Good questions. We are continually analyzing how to treat disks that aren't failed, but aren't working as expected. These disks as capacity can have an effect on the system, but as cache disks have a greater effect. We did create the outlier detection to help with making these "marginal disks" easier to detect.
The next thing is what can the system do about them? At first blush the answer is, "Get rid of them!!". However this is fraught with peril. If there are more than one disks having a problem and you get rid of them, you can lose data because they may have the only copies of specific pieces of data....that's not good.

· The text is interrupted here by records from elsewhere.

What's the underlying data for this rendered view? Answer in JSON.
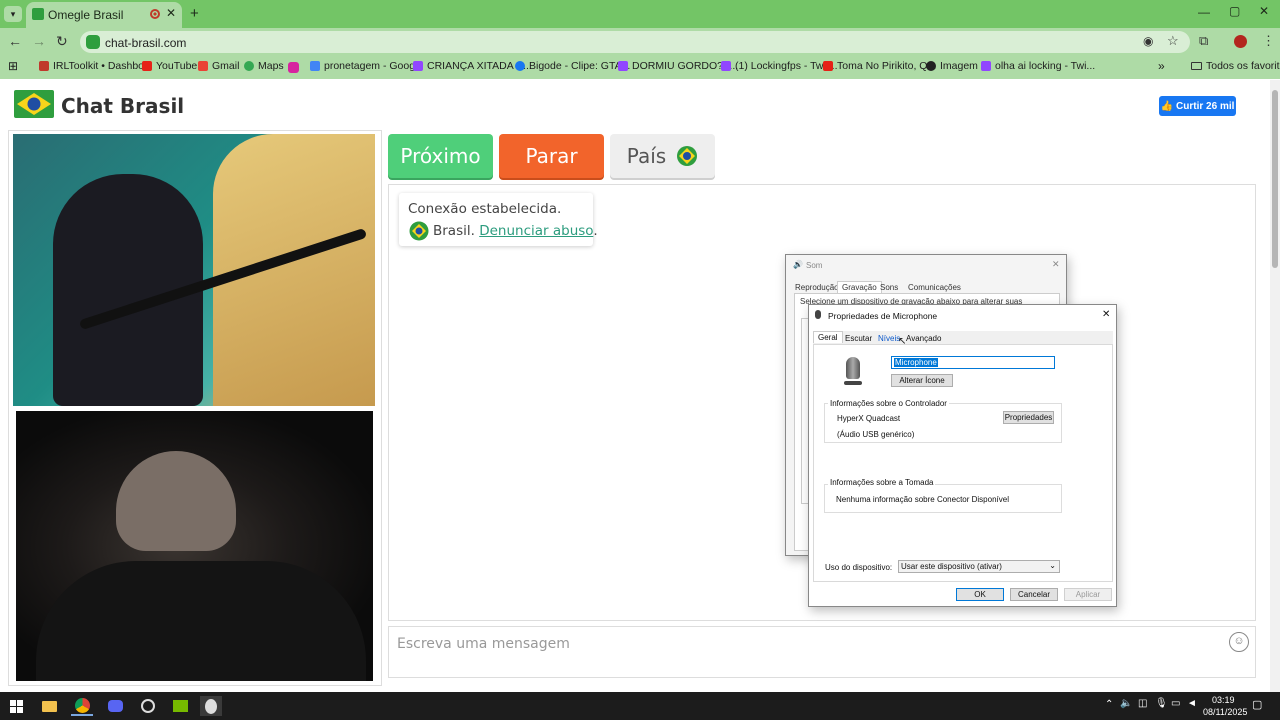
{
  "browser": {
    "tab_title": "Omegle Brasil",
    "url": "chat-brasil.com",
    "bookmarks": [
      {
        "label": "IRLToolkit • Dashbo...",
        "color": "#c0392b"
      },
      {
        "label": "YouTube",
        "color": "#e62117"
      },
      {
        "label": "Gmail",
        "color": "#ea4335"
      },
      {
        "label": "Maps",
        "color": "#34a853"
      },
      {
        "label": "pronetagem - Goog...",
        "color": "#4285f4"
      },
      {
        "label": "CRIANÇA XITADA K...",
        "color": "#9146ff"
      },
      {
        "label": "Bigode - Clipe: GTA...",
        "color": "#1877f2"
      },
      {
        "label": "DORMIU GORDO? -...",
        "color": "#9146ff"
      },
      {
        "label": "(1) Lockingfps - Twit...",
        "color": "#9146ff"
      },
      {
        "label": "Toma No Pirikito, Q...",
        "color": "#e62117"
      },
      {
        "label": "Imagem",
        "color": "#222222"
      },
      {
        "label": "olha ai locking - Twi...",
        "color": "#9146ff"
      }
    ],
    "all_bookmarks": "Todos os favoritos"
  },
  "site": {
    "logo": "Chat Brasil",
    "like_button": "Curtir 26 mil",
    "next_button": "Próximo",
    "stop_button": "Parar",
    "country_button": "País",
    "status_line": "Conexão estabelecida.",
    "country_name": "Brasil.",
    "report_link": "Denunciar abuso",
    "report_suffix": ".",
    "message_placeholder": "Escreva uma mensagem"
  },
  "sound_dialog": {
    "title": "Som",
    "tabs": [
      "Reprodução",
      "Gravação",
      "Sons",
      "Comunicações"
    ],
    "instruction": "Selecione um dispositivo de gravação abaixo para alterar suas"
  },
  "mic_dialog": {
    "title": "Propriedades de Microphone",
    "tabs": [
      "Geral",
      "Escutar",
      "Níveis",
      "Avançado"
    ],
    "name_value": "Microphone",
    "change_icon": "Alterar Ícone",
    "controller_group": "Informações sobre o Controlador",
    "controller_name": "HyperX Quadcast",
    "controller_sub": "(Áudio USB genérico)",
    "properties_button": "Propriedades",
    "jack_group": "Informações sobre a Tomada",
    "jack_info": "Nenhuma informação sobre Conector Disponível",
    "usage_label": "Uso do dispositivo:",
    "usage_value": "Usar este dispositivo (ativar)",
    "ok": "OK",
    "cancel": "Cancelar",
    "apply": "Aplicar"
  },
  "taskbar": {
    "time": "03:19",
    "date": "08/11/2025"
  }
}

What if you get rid of one, and right after that another has a problem....do you get rid of that one, same data issue as just described, not necessarily a good thing. Sometimes a slow disk with good data is better than just cutting disks out of the system. We are working on finding smart ways to take all of this into consideration with our storage health automation, but we are being cautious to ensure we are not putting any data at more risk.
With regard to retiring, part of that process is to take the data on that disk and move it somewhere else (if there is spare capacity to do so). If the disk is slow, that takes time.
Removing from the pool is another option, but the success is somewhat dependent on the state of the disk itself. Since the disk is not acting as expected, anything you do with regards to software with it is somewhat dependent.
Last resort is physically removing it, which you did.
One last thing, which my not be directly relevant to your situation, but is to the marginal disk discussion, we have seen disks be marginally responsive. Customer removes them and sends them back to the seller which tests them and it seems fine. There have been devices out there that only become marginal in certain I/O patters or at certain levels of I/O stress (which S2D can throw I/O at a device faster that most anything else out there). I'm not aware of any device that keeps perf or errors based on perf, on the disk, so the disk manufacturers have no evidence that the disk was behaving poorly......
Sorry for your frustration and thank you for the description and feedback. We continue to strive to improve.
I hope this helps,
Steven Ekren
Senior Program Manager
Windows Server and Azure Stack HCI
Microsoft